3. 注意するときは「次どうするか」を一緒に伝える
注意が必要な場面では、どうしても言葉が強くなりがちです。
そんなときは、「何がダメだったか」よりも、「次はどうすればいいか」をセットで伝えることを意識してみてください。
たとえば、「違うよ」と指摘する代わりに、「次はこの順番でやってみようか」「ここはこうすると、やりやすくなるよ」と声をかける。
「今はここだけ意識してもらえると助かるな」といった言い方も、相手を追い込まずに方向を示せます。
正すよりも、道筋を一緒に確認する感覚で十分です。
4. できているところを言葉にする
指導をしていると、どうしても「足りないところ」に目が向きがちです。
でも、「今の声かけ、よかったよ」「確認しようとしていたのはすごく良かったね」と、できている部分を言葉にするだけで、後輩の安心感は大きく変わります。

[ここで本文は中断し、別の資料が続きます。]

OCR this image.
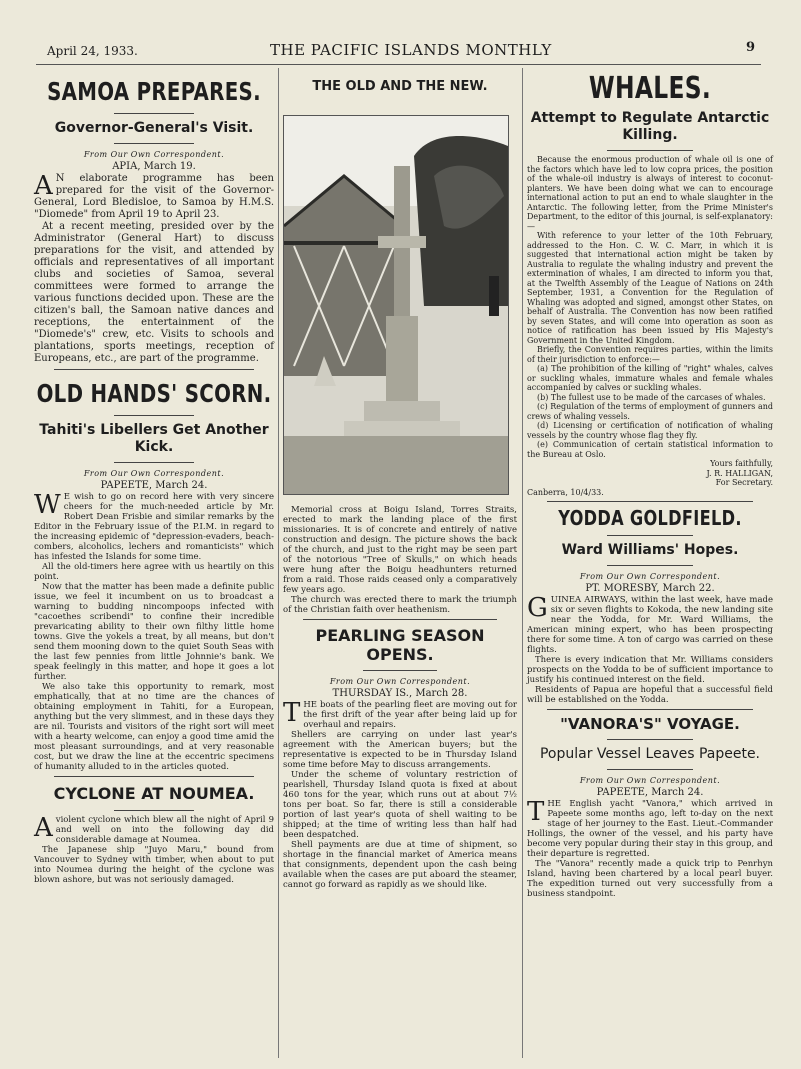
April 24, 1933.	THE PACIFIC ISLANDS MONTHLY	9
SAMOA PREPARES.
Governor-General's Visit.
From Our Own Correspondent.
APIA, March 19.

A N elaborate programme has been prepared for the visit of the Governor-General, Lord Bledisloe, to Samoa by H.M.S. "Diomede" from April 19 to April 23.

At a recent meeting, presided over by the Administrator (General Hart) to discuss preparations for the visit, and attended by officials and representatives of all important clubs and societies of Samoa, several committees were formed to arrange the various functions decided upon. These are the citizen's ball, the Samoan native dances and receptions, the entertainment of the "Diomede's" crew, etc. Visits to schools and plantations, sports meetings, reception of Europeans, etc., are part of the programme.

OLD HANDS' SCORN.
Tahiti's Libellers Get Another Kick.
From Our Own Correspondent.
PAPEETE, March 24.

W E wish to go on record here with very sincere cheers for the much-needed article by Mr. Robert Dean Frisbie and similar remarks by the Editor in the February issue of the P.I.M. in regard to the increasing epidemic of "depression-evaders, beach-combers, alcoholics, lechers and romanticists" which has infested the Islands for some time.

All the old-timers here agree with us heartily on this point.

Now that the matter has been made a definite public issue, we feel it incumbent on us to broadcast a warning to budding nincompoops infected with "cacoethes scribendi" to confine their incredible prevaricating ability to their own filthy little home towns. Give the yokels a treat, by all means, but don't send them mooning down to the quiet South Seas with the last few pennies from little Johnnie's bank. We speak feelingly in this matter, and hope it goes a lot further.

We also take this opportunity to remark, most emphatically, that at no time are the chances of obtaining employment in Tahiti, for a European, anything but the very slimmest, and in these days they are nil. Tourists and visitors of the right sort will meet with a hearty welcome, can enjoy a good time amid the most pleasant surroundings, and at very reasonable cost, but we draw the line at the eccentric specimens of humanity alluded to in the articles quoted.

CYCLONE AT NOUMEA.

Aviolent cyclone which blew all the night of April 9 and well on into the following day did considerable damage at Noumea.

The Japanese ship "Juyo Maru," bound from Vancouver to Sydney with timber, when about to put into Noumea during the height of the cyclone was blown ashore, but was not seriously damaged.

THE OLD AND THE NEW.

Memorial cross at Boigu Island, Torres Straits, erected to mark the landing place of the first missionaries. It is of concrete and entirely of native construction and design. The picture shows the back of the church, and just to the right may be seen part of the notorious "Tree of Skulls," on which heads were hung after the Boigu headhunters returned from a raid. Those raids ceased only a comparatively few years ago.

The church was erected there to mark the triumph of the Christian faith over heathenism.

PEARLING SEASON OPENS.
From Our Own Correspondent.
THURSDAY IS., March 28.

THE boats of the pearling fleet are moving out for the first drift of the year after being laid up for overhaul and repairs.

Shellers are carrying on under last year's agreement with the American buyers; but the representative is expected to be in Thursday Island some time before May to discuss arrangements.

Under the scheme of voluntary restriction of pearlshell, Thursday Island quota is fixed at about 460 tons for the year, which runs out at about 7½ tons per boat. So far, there is still a considerable portion of last year's quota of shell waiting to be shipped; at the time of writing less than half had been despatched.

Shell payments are due at time of shipment, so shortage in the financial market of America means that consignments, dependent upon the cash being available when the cases are put aboard the steamer, cannot go forward as rapidly as we should like.

WHALES.
Attempt to Regulate Antarctic Killing.

Because the enormous production of whale oil is one of the factors which have led to low copra prices, the position of the whale-oil industry is always of interest to coconut-planters. We have been doing what we can to encourage international action to put an end to whale slaughter in the Antarctic. The following letter, from the Prime Minister's Department, to the editor of this journal, is self-explanatory:—

With reference to your letter of the 10th February, addressed to the Hon. C. W. C. Marr, in which it is suggested that international action might be taken by Australia to regulate the whaling industry and prevent the extermination of whales, I am directed to inform you that, at the Twelfth Assembly of the League of Nations on 24th September, 1931, a Convention for the Regulation of Whaling was adopted and signed, amongst other States, on behalf of Australia. The Convention has now been ratified by seven States, and will come into operation as soon as notice of ratification has been issued by His Majesty's Government in the United Kingdom.

Briefly, the Convention requires parties, within the limits of their jurisdiction to enforce:—

(a) The prohibition of the killing of "right" whales, calves or suckling whales, immature whales and female whales accompanied by calves or suckling whales.

(b) The fullest use to be made of the carcases of whales.

(c) Regulation of the terms of employment of gunners and crews of whaling vessels.

(d) Licensing or certification of notification of whaling vessels by the country whose flag they fly.

(e) Communication of certain statistical information to the Bureau at Oslo.

Yours faithfully,
J. R. HALLIGAN,
For Secretary.
Canberra, 10/4/33.
YODDA GOLDFIELD.
Ward Williams' Hopes.
From Our Own Correspondent.
PT. MORESBY, March 22.

GUINEA AIRWAYS, within the last week, have made six or seven flights to Kokoda, the new landing site near the Yodda, for Mr. Ward Williams, the American mining expert, who has been prospecting there for some time. A ton of cargo was carried on these flights.

There is every indication that Mr. Williams considers prospects on the Yodda to be of sufficient importance to justify his continued interest on the field.

Residents of Papua are hopeful that a successful field will be established on the Yodda.

"VANORA'S" VOYAGE.
Popular Vessel Leaves Papeete.
From Our Own Correspondent.
PAPEETE, March 24.

THE English yacht "Vanora," which arrived in Papeete some months ago, left to-day on the next stage of her journey to the East. Lieut.-Commander Hollings, the owner of the vessel, and his party have become very popular during their stay in this group, and their departure is regretted.

The "Vanora" recently made a quick trip to Penrhyn Island, having been chartered by a local pearl buyer. The expedition turned out very successfully from a business standpoint.
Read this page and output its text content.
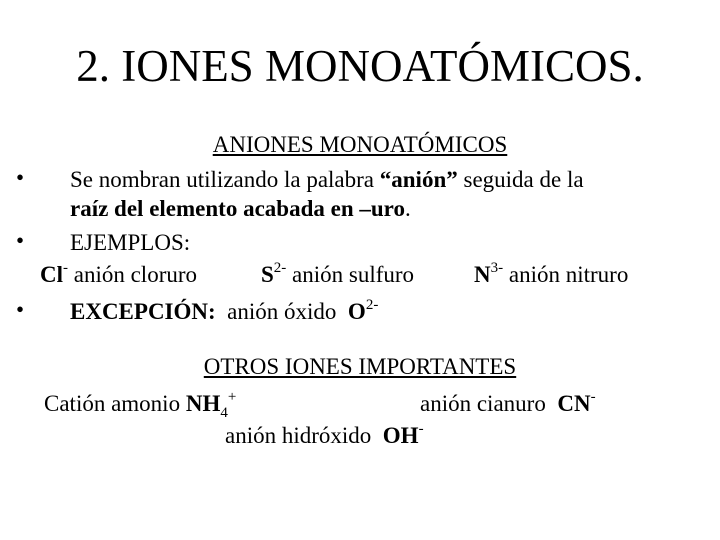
2. IONES MONOATÓMICOS.
ANIONES MONOATÓMICOS
• Se nombran utilizando la palabra “anión” seguida de la
raíz del elemento acabada en –uro.
• EJEMPLOS:
Cl- anión cloruro	$S^{2-}$ anión sulfuro	$N^{3-}$ anión nitruro
• EXCEPCIÓN: anión óxido $O^{2-}$
OTROS IONES IMPORTANTES
Catión amonio $NH_4^+$	anión cianuro CN-
anión hidróxido OH-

そのうえで、「次はここを意識できると、もっと良くなるね」と伝えると、指導も前向きに受け取ってもらいやすくなります。
5. 「聞いていい雰囲気」をつくる声かけ
後輩が一番困るのは、分からないことがあっても「聞いていいのか分からない」状態です。
忙しそうな先輩を見ると、なおさら声をかけづらくなります。
だからこそ、「分からなかったら、また聞いてね」「ここ、迷いやすいところだよね」と、こちらから声をかけてみましょう。
「一回一緒にやってみようか」と寄り添うだけでも、安心して質問しやすくなります。
6. 失敗したときほど、最初の一言をやさしく
ミスが起きた場面では、最初にかける言葉がその後の関係を左右します。
「どうしてできなかったの?」ではなく、「大きな事故にならなくてよかったね」「ここで気づけたのは大事だよ」と声をかけることで、後輩は次に目を向けやすくなります。
「次どうしたらいいか、一緒に考えよう」と添えるだけで、責められているのではなく、支えられていると感じてもらえます。
7. 教える側も、無理をしすぎなくていい
後輩を指導する中で、「ちゃんとしなきゃ」「迷惑をかけたくない」と思うのは自然なことです。
ただ、体調や家庭の状況、自分のペースを後回しにし続けてしまうと、知らないうちに心も体も疲れてしまいます。
「ここは頑張れる」
「ここは相談したい」
その線を自分の中に持っておくだけで、指導も働き方もずっと楽になります。
まとめ
後輩指導は、完璧に教えることが目的ではありません。
一度にすべてを伝えなくてもいいし、うまくいかない日があっても大丈夫です。
大切なのは、後輩が「ここなら安心して聞ける」と感じられる関係をつくること。
教える立場に戸惑うのは、それだけ相手と真剣に向き合っている証です。
無理のないペースで、自分なりの関わり方を見つけていきましょう。